In conditions where morphine is not acceptable or is not yielding the desired clinical effects, clinicians will consider changing to fentanyl citrate. When doing so, it is important to carefully consider both potency and characteristics.
Fentanyl differs from morphine both in regard to clinical response as well as pharmacological characteristics. Morphine is hydrophilic, and fentanyl is very lipophilic, and there is the issue of potency. There is concern among clinicians about changing from morphine to fentanyl because of the fact that fentanyl is demonstrably more potent: in acute pain 100 times more potent and 50 times more potent for chronic pain than morphine.
Due to fentanyl’s lipophilic properties, the distribution of this drug is more focal as related to the catheter tip. Tissues within the intrathecal space are very (dense in fat, fat saturated, fatty), with a great capacity for absorbing fentanyl, consequently, fentanyl does not travel significantly within the intrathecal space.

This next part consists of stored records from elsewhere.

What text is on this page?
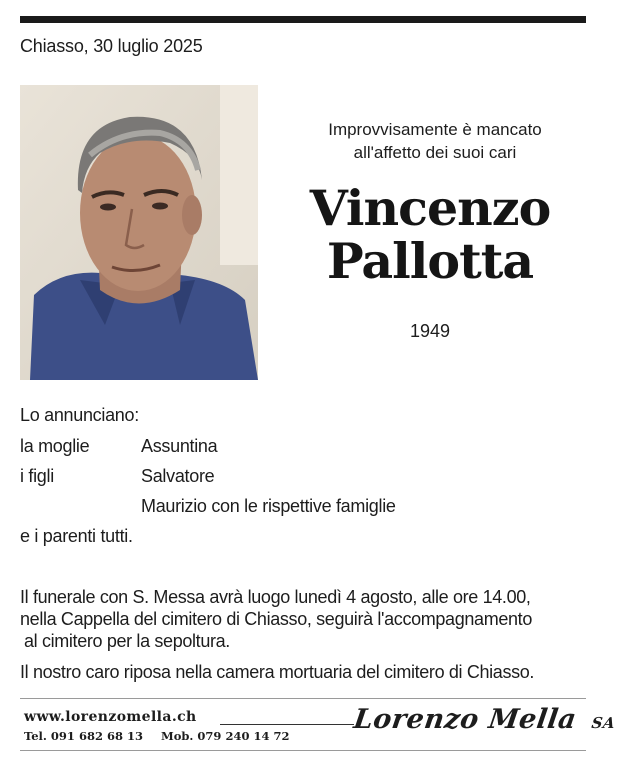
Chiasso, 30 luglio 2025
Improvvisamente è mancato
all'affetto dei suoi cari
Vincenzo
Pallotta
1949
Lo annunciano:
la moglie	Assuntina
i figli	Salvatore
Maurizio con le rispettive famiglie
e i parenti tutti.
Il funerale con S. Messa avrà luogo lunedì 4 agosto, alle ore 14.00,
nella Cappella del cimitero di Chiasso, seguirà l'accompagnamento
al cimitero per la sepoltura.
Il nostro caro riposa nella camera mortuaria del cimitero di Chiasso.
www.lorenzomella.ch
Tel. 091 682 68 13 Mob. 079 240 14 72
Lorenzo Mella SA
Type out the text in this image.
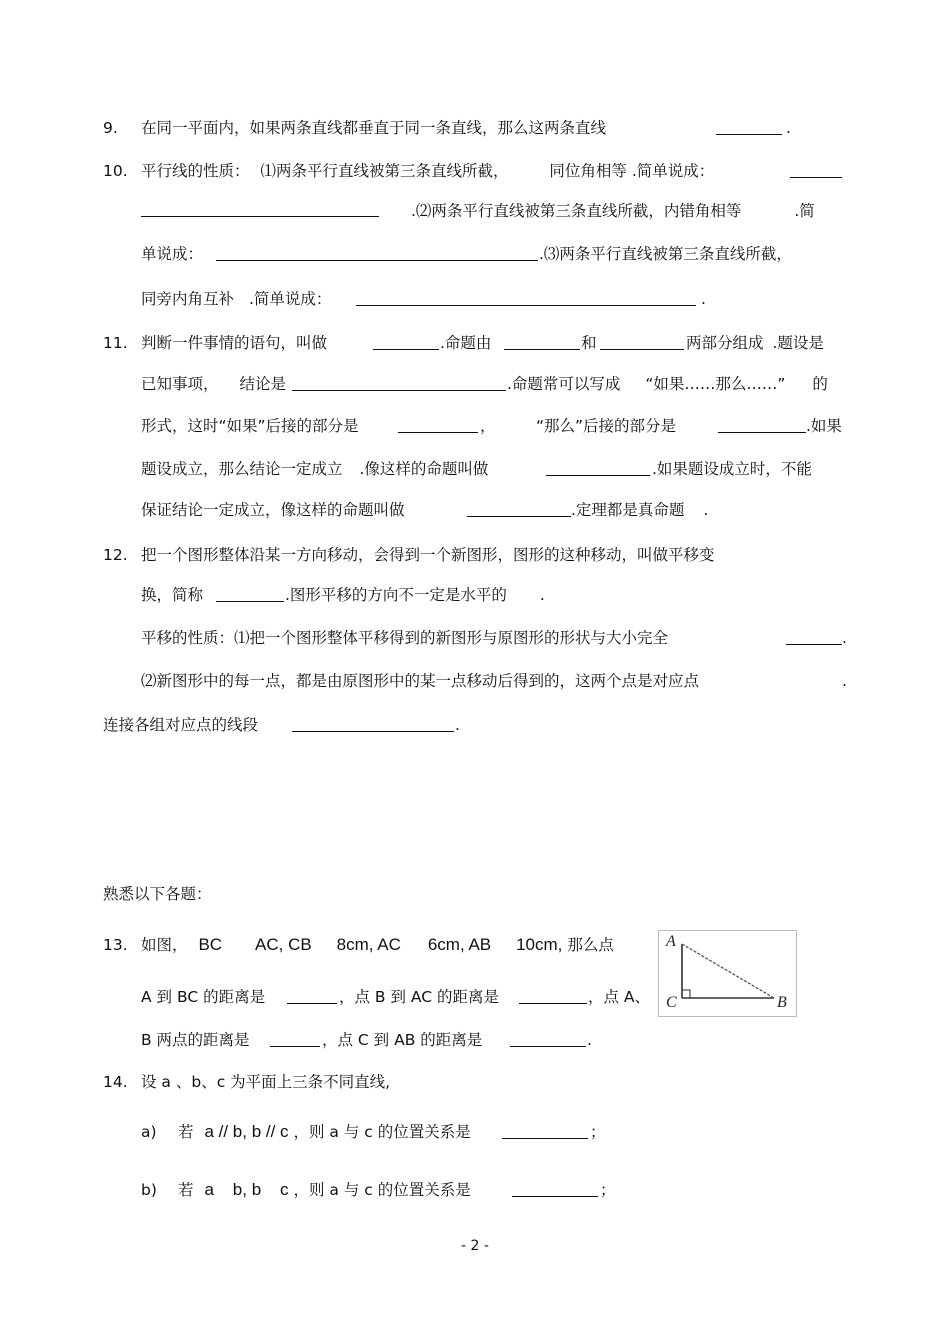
9. 在同一平面内，如果两条直线都垂直于同一条直线，那么这两条直线	.
10. 平行线的性质： ⑴两条平行直线被第三条直线所截，	同位角相等 .简单说成：
.⑵两条平行直线被第三条直线所截，内错角相等	.简
单说成：	.⑶两条平行直线被第三条直线所截，
同旁内角互补 .简单说成：	.
11. 判断一件事情的语句，叫做	.命题由	和	两部分组成 .题设是
已知事项， 结论是	.命题常可以写成 “如果……那么……” 的
形式，这时“如果”后接的部分是	，	“那么”后接的部分是	.如果
题设成立，那么结论一定成立 .像这样的命题叫做	.如果题设成立时，不能
保证结论一定成立，像这样的命题叫做	.定理都是真命题 .
12. 把一个图形整体沿某一方向移动，会得到一个新图形，图形的这种移动，叫做平移变
换，简称	.图形平移的方向不一定是水平的 .
平移的性质：⑴把一个图形整体平移得到的新图形与原图形的形状与大小完全	.
⑵新图形中的每一点，都是由原图形中的某一点移动后得到的，这两个点是对应点	.
连接各组对应点的线段	.
熟悉以下各题：
13. 如图， BC AC, CB 8cm, AC 6cm, AB 10cm, 那么点
A 到 BC 的距离是	，点 B 到 AC 的距离是	，点 A、
B 两点的距离是	，点 C 到 AB 的距离是	.
A
C	B
14. 设 a 、b、c 为平面上三条不同直线,
a) 若 a // b, b // c ，则 a 与 c 的位置关系是	；
b) 若 a    b, b    c ，则 a 与 c 的位置关系是	；
- 2 -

Once the decision has been made to change therapies, I recommend a 1 to 25 conversion rate. Although the “textbook” conversion recommendation for chronic pain is 1 to 50, I consider that to be too conservative, based upon the comparative characteristics of the drugs themselves. A 1 to 25 rate is still conservative…but I strongly suggest that physicians achieve their own comfort zone as they gain experience with the conversion process. And, of course, weigh the individual differences and concerns of each patient when determining what conversion level will best serve.